How to Stay One Step Ahead of Cyber Gangs

Many of the old methods for detecting breaches and security events may be obsolete. But, by reviewing training, policies, priorities and tools, organizations can adapt to the new world of cyber gang crime trends.

Educate employees about the dangers of posting any information on social media that could be used in a social engineering attack. Don’t automatically trust authentic or authentic-looking invitations, correspondences, and so on. Verify by phone or other means before opening anything that comes via email. Work to secure remote work sessions and work-from-home tools, and train against ever offering credentials requested on email.

Develop special training for executives, managers and other leaders about whaling attacks. Specifically, explain to them why they are most likely to be targets of very sophisticated social engineering attacks.

If you can, use artificial intelligence tools that can seek out strange behavior on the network. These could indicate an attack too subtle for humans to notice.

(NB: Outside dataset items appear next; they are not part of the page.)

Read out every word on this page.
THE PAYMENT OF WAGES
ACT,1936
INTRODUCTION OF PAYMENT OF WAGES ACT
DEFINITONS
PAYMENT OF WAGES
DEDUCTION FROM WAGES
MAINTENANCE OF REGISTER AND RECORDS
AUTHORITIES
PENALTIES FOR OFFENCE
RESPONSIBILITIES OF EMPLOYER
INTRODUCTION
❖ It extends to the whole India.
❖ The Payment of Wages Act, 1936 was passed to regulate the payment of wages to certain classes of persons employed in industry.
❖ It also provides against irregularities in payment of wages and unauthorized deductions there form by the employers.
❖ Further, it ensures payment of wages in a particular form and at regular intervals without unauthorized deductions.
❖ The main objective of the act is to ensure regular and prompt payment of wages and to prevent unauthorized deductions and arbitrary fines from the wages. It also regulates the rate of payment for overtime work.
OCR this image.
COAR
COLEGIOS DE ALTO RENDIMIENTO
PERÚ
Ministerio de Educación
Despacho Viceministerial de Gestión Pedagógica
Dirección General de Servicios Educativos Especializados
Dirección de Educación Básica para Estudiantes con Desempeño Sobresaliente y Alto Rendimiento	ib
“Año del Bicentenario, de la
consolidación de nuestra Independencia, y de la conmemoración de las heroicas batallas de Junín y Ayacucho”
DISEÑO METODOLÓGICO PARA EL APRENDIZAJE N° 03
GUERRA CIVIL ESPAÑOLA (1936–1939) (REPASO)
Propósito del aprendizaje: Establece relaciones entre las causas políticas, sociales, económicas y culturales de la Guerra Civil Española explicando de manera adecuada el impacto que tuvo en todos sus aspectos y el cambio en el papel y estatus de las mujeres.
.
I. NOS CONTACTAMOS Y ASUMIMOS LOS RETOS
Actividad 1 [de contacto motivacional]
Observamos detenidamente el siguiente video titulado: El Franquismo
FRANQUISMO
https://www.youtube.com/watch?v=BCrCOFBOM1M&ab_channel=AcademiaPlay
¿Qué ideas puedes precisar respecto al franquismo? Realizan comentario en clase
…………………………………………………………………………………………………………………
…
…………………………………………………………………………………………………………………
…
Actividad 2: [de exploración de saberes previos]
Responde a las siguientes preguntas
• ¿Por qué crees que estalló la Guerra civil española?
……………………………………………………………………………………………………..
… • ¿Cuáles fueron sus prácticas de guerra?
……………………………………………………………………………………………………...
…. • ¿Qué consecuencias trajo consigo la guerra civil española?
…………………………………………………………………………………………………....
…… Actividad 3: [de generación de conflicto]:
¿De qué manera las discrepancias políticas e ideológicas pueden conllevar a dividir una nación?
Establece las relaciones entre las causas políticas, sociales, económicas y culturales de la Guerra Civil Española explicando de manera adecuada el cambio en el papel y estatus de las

Stay vigilant about the insider threat. High-dollar bribes create a new motive for employees to help cyber gangs attack your organization. It’s no longer enough to look out only for disgruntled employees. Relatedly, set up extra checks and approvals for money transfers to prevent an internal social engineering victim from accidentally paying crooks.

Don’t Forget The Basics

You should prevent tools, including cloud-based office suites, from being accessed with a simple username and password. Set up additional authentication to prevent gangs from gaining access by stealing names and passwords.

The new world of organized cyber crime is a challenging one. The gangs are evolving not only the tools they use, but the use of human activity and legitimate tools to trick and evade. The threat is changing, but it can be defended against.